Kaum muda yang saya wawancarai tinggal di wilayah Tepi Barat yang dikuasai Otoritas Palestina (PA), yang secara resmi terlarang bagi warga Israel. Jadi, sebagian besar pertemuan anak muda dengan warga Israel adalah dengan pemukim atau tentara baik di pos pemeriksaan atau selama serangan militer. Kaum muda mempunyai pandangan berbeda mengenai persepsi mereka terhadap orang Israel yang mereka temui. Lina, seorang gadis kelas sembilan di sekolah PBB untuk anak-anak pengungsi menekankan perbedaan antara tentara dan warga negara, sementara teman sekelasnya Nadiya mengatakan:

Dalam perang Gaza mereka tidak membedakan antara warga sipil dan tentara, Israel mengincar warga sipil dan sebagian besar yang terbunuh adalah anak-anak, wanita dan orang tua.

Namun ketika saya bertanya kepada kelompok gadis pengungsi ini apakah menurut mereka pemuda Israel seusia mereka harus menikmati hak asasi manusia yang sama dengan mereka, mereka dengan suara bulat setuju.

4. Harapan untuk masa depan

Wilayah Palestina yang diduduki memiliki a populasi muda: usia rata-rata di Tepi Barat dan Jalur Gaza adalah 19.6 tahun dan di Gaza lebih dari 40% penduduknya berusia 14 tahun ke bawah. Sejak 7 Oktober 2023, seorang anak Palestina dibunuh setiap 15 menit.

Bagi mereka yang selamat, serangan militer dapat menyebabkan anak-anak mengalami kecacatan yang mengubah hidup, tanpa pengasuhan orang tua, dan dapat menimbulkan dampak buruk jangka panjang terhadap kesehatan mental mereka. Anak-anak lain mungkin meninggal karena mereka tidak dapat mengakses makanan, air, atau perawatan medis yang menyelamatkan nyawa akibat pengepungan tersebut.

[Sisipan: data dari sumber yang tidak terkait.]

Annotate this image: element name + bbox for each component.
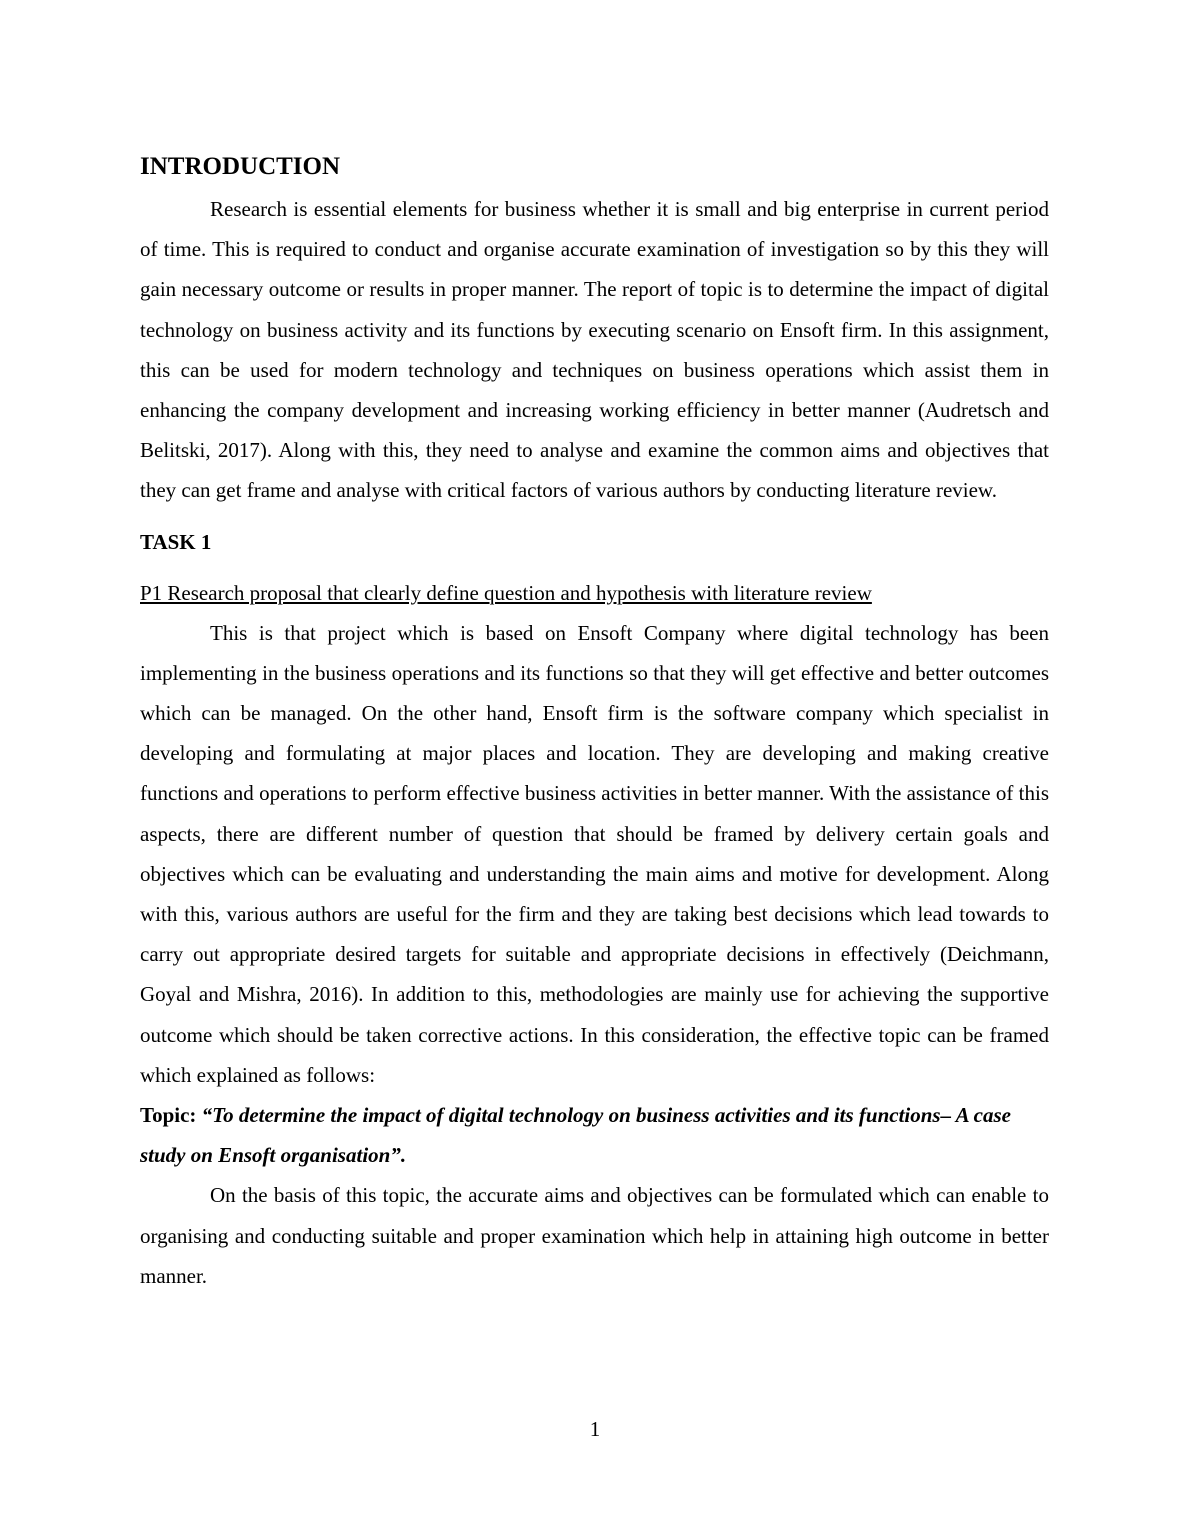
page-number: 1 <box>589 1417 601 1441</box>
document-page <box>140 150 1049 1296</box>
topic-text: “To determine the impact of digital technology on business activities and its functions– A case study on Ensoft organisation”. <box>140 1103 1011 1168</box>
closing-paragraph: On the basis of this topic, the accurate aims and objectives can be formulated which can enable to organising and conducting suitable and proper examination which help in attaining high outcome in better manner. <box>140 1183 1049 1288</box>
task-1-paragraph: This is that project which is based on Ensoft Company where digital technology has been implementing in the business operations and its functions so that they will get effective and better outcomes which can be managed. On the other hand, Ensoft firm is the software company which specialist in developing and formulating at major places and location. They are developing and making creative functions and operations to perform effective business activities in better manner. With the assistance of this aspects, there are different number of question that should be framed by delivery certain goals and objectives which can be evaluating and understanding the main aims and motive for development. Along with this, various authors are useful for the firm and they are taking best decisions which lead towards to carry out appropriate desired targets for suitable and appropriate decisions in effectively (Deichmann, Goyal and Mishra, 2016). In addition to this, methodologies are mainly use for achieving the supportive outcome which should be taken corrective actions. In this consideration, the effective topic can be framed which explained as follows: <box>140 620 1049 1087</box>
task-1-heading: TASK 1 <box>140 529 212 554</box>
topic-label: Topic: <box>140 1103 202 1128</box>
introduction-paragraph: Research is essential elements for business whether it is small and big enterprise in current period of time. This is required to conduct and organise accurate examination of investigation so by this they will gain necessary outcome or results in proper manner. The report of topic is to determine the impact of digital technology on business activity and its functions by executing scenario on Ensoft firm. In this assignment, this can be used for modern technology and techniques on business operations which assist them in enhancing the company development and increasing working efficiency in better manner (Audretsch and Belitski, 2017). Along with this, they need to analyse and examine the common aims and objectives that they can get frame and analyse with critical factors of various authors by conducting literature review. <box>140 197 1049 503</box>
introduction-heading: INTRODUCTION <box>140 153 341 180</box>
p1-subheading: P1 Research proposal that clearly define question and hypothesis with literature review <box>140 580 872 605</box>
topic-statement <box>140 1095 1049 1175</box>
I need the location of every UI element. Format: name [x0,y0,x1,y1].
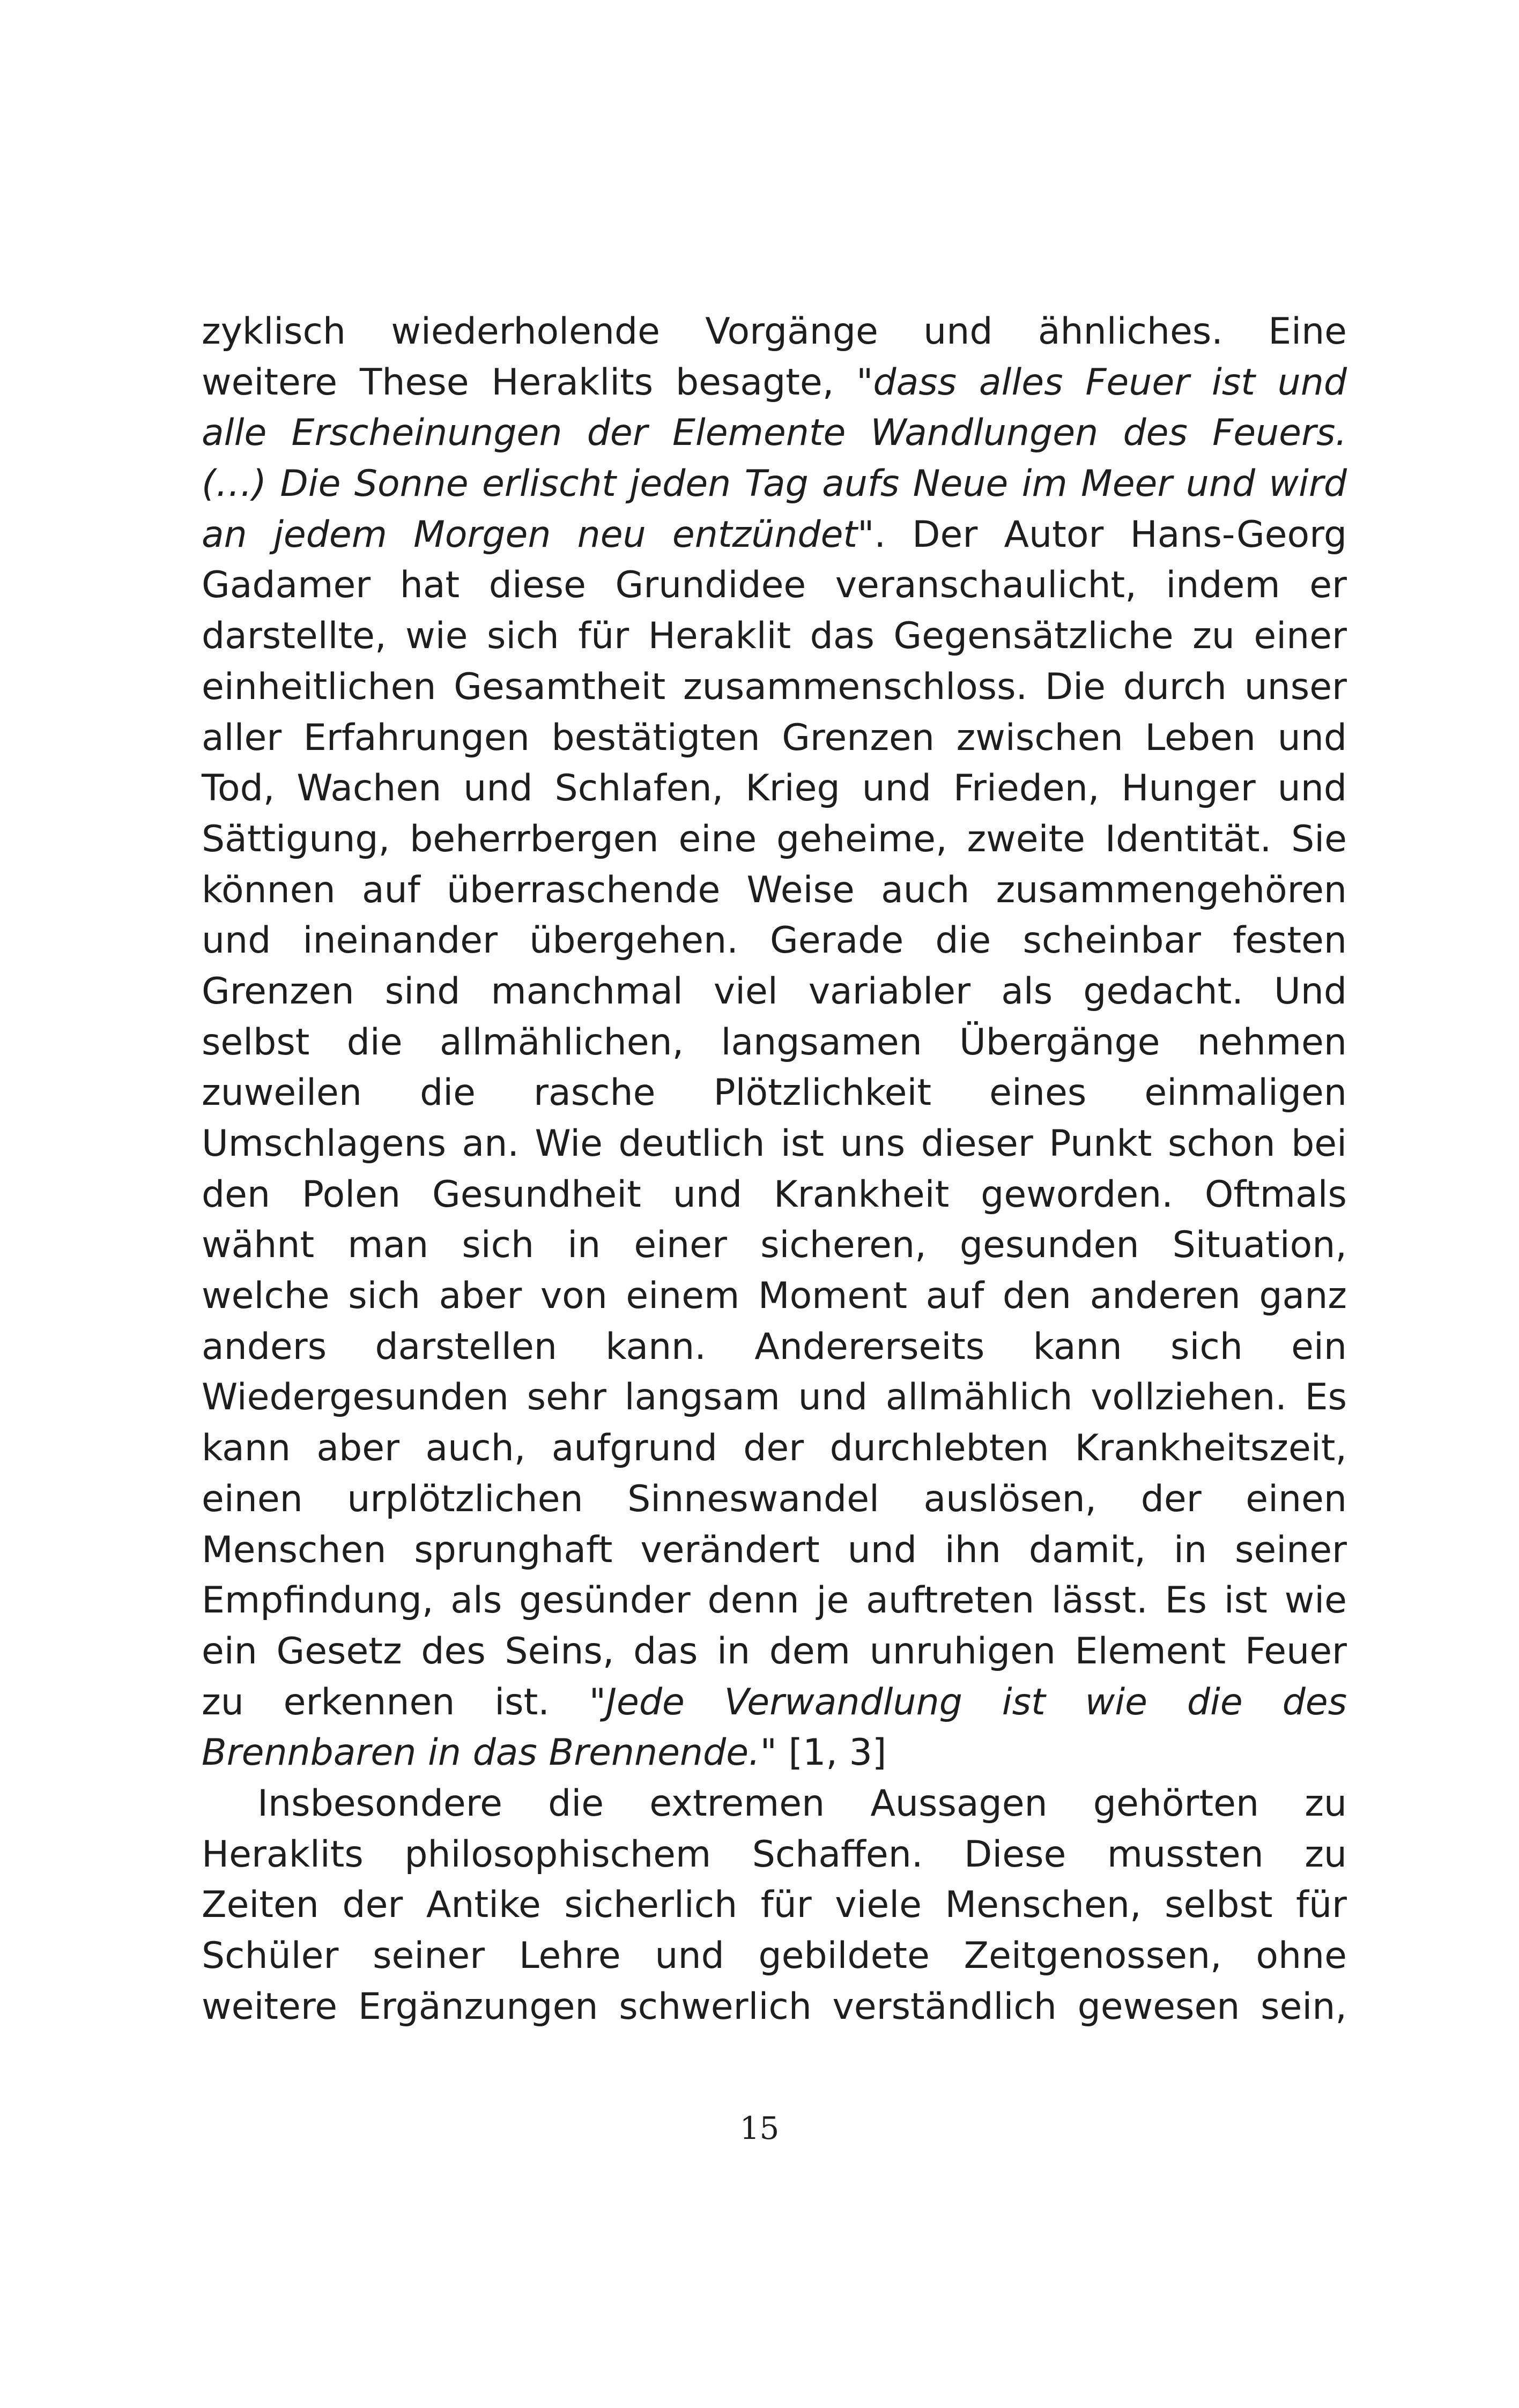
page-number: 15 [739,2110,780,2146]
paragraph-2 [202,1779,1347,2032]
quote-text: an jedem Morgen neu entzündet" [202,513,875,556]
body-text: . Der Autor Hans-Georg [874,513,1347,556]
body-text: selbst die allmählichen, langsamen Übergänge nehmen [202,1021,1347,1064]
body-text: einheitlichen Gesamtheit zusammenschloss. Die durch unser [202,665,1347,708]
body-text: weitere These Heraklits besagte, [202,361,857,404]
text-line [202,1525,1347,1576]
text-line [202,611,1347,662]
body-text: Heraklits philosophischem Schaffen. Diese mussten zu [202,1833,1347,1876]
body-text: Menschen sprunghaft verändert und ihn damit, in seiner [202,1528,1347,1571]
text-line [202,1880,1347,1931]
text-line [202,1068,1347,1119]
body-text: ein Gesetz des Seins, das in dem unruhigen Element Feuer [202,1630,1347,1673]
text-line [202,1170,1347,1221]
text-line [202,358,1347,408]
text-line [202,916,1347,967]
quote-text: Brennbaren in das Brennende." [202,1731,777,1774]
quote-text: "dass alles Feuer ist und [856,361,1347,404]
text-line [202,1220,1347,1271]
text-line [202,1474,1347,1525]
body-text: zu erkennen ist. [202,1681,589,1723]
text-line [202,1931,1347,1982]
text-line [202,510,1347,561]
body-text: Wiedergesunden sehr langsam und allmählich vollziehen. Es [202,1376,1347,1419]
text-line [202,1677,1347,1728]
text-line [202,1271,1347,1322]
text-line [202,865,1347,916]
body-text: den Polen Gesundheit und Krankheit geworden. Oftmals [202,1173,1347,1216]
body-text: Tod, Wachen und Schlafen, Krieg und Frieden, Hunger und [202,767,1347,810]
text-line [202,1423,1347,1474]
body-text: einen urplötzlichen Sinneswandel auslösen, der einen [202,1477,1347,1520]
body-text: und ineinander übergehen. Gerade die scheinbar festen [202,919,1347,962]
text-line [202,1728,1347,1779]
text-line [202,1779,1347,1830]
body-text: Sättigung, beherrbergen eine geheime, zweite Identität. Sie [202,817,1347,860]
body-text: anders darstellen kann. Andererseits kann sich ein [202,1325,1347,1368]
body-text: darstellte, wie sich für Heraklit das Gegensätzliche zu einer [202,615,1347,658]
quote-text: (…) Die Sonne erlischt jeden Tag aufs Neue im Meer und wird [202,463,1347,506]
body-text: Gadamer hat diese Grundidee veranschaulicht, indem er [202,564,1347,607]
body-text: können auf überraschende Weise auch zusammengehören [202,868,1347,911]
body-text: Umschlagens an. Wie deutlich ist uns dieser Punkt schon bei [202,1123,1347,1165]
text-line [202,1017,1347,1068]
body-text: zuweilen die rasche Plötzlichkeit eines einmaligen [202,1072,1347,1114]
paragraph-1 [202,307,1347,1779]
body-text: zyklisch wiederholende Vorgänge und ähnliches. Eine [202,310,1347,353]
text-line [202,307,1347,358]
text-line [202,1982,1347,2033]
text-line [202,408,1347,459]
body-text: Grenzen sind manchmal viel variabler als gedacht. Und [202,970,1347,1013]
body-text: welche sich aber von einem Moment auf den anderen ganz [202,1275,1347,1318]
body-text: [1, 3] [776,1731,887,1774]
quote-text: alle Erscheinungen der Elemente Wandlungen des Feuers. [202,412,1347,455]
text-line [202,967,1347,1017]
text-line [202,1575,1347,1626]
text-line [202,1626,1347,1677]
body-text: Insbesondere die extremen Aussagen gehörten zu [257,1782,1347,1825]
text-line [202,814,1347,865]
body-text: aller Erfahrungen bestätigten Grenzen zwischen Leben und [202,716,1347,759]
text-line [202,763,1347,814]
text-line [202,662,1347,713]
quote-text: "Jede Verwandlung ist wie die des [589,1681,1347,1723]
text-line [202,713,1347,764]
text-line [202,459,1347,510]
text-line [202,560,1347,611]
text-line [202,1322,1347,1373]
body-text: Schüler seiner Lehre und gebildete Zeitgenossen, ohne [202,1935,1347,1978]
text-line [202,1119,1347,1170]
body-text: Empfindung, als gesünder denn je auftreten lässt. Es ist wie [202,1579,1347,1622]
body-text: Zeiten der Antike sicherlich für viele Menschen, selbst für [202,1884,1347,1927]
body-text: wähnt man sich in einer sicheren, gesunden Situation, [202,1224,1347,1267]
text-line [202,1372,1347,1423]
body-text: weitere Ergänzungen schwerlich verständlich gewesen sein, [202,1985,1347,2028]
text-line [202,1830,1347,1881]
body-text: kann aber auch, aufgrund der durchlebten Krankheitszeit, [202,1427,1347,1470]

Meskipun begitu terpengaruh secara tidak proporsional akibat kekerasan tersebut, pandangan kaum muda jarang diajak berkonsultasi dan suara mereka sebagian besar tidak disertakan dalam komentar dan proses pengambilan keputusan yang akan mempengaruhi kehidupan mereka. Generasi muda di masyarakat belum tentu mereproduksi pandangan orang dewasa di sekitarnya. Dan seringkali orang dewasa tidak mendengarkan ketika anak muda berbicara.

Seperti yang dikatakan Marwan, salah satu anak muda yang saya ajak bicara: “[orang dewasa] tidak memahami bahwa kita sudah cukup dewasa untuk memahami dunia kita”. Kaum muda di Gaza dan mereka yang berada di pengasingan telah berbicara kepada komunitas internasional menyerukan gencatan senjata segera.

Pertanyaannya adalah, siapa yang akan mendengarkan dan menindaklanjuti seruan generasi muda ini? Mereka adalah masa depan Palestina dan suara mereka harus didengarkan.Percakapan

Erika Jimenez, Rekan Karir Awal Leverhulme di Fakultas Hukum, Universitas Queen di Belfast

Artikel ini diterbitkan kembali dari Percakapan di bawah lisensi Creative Commons. Membaca Artikel asli.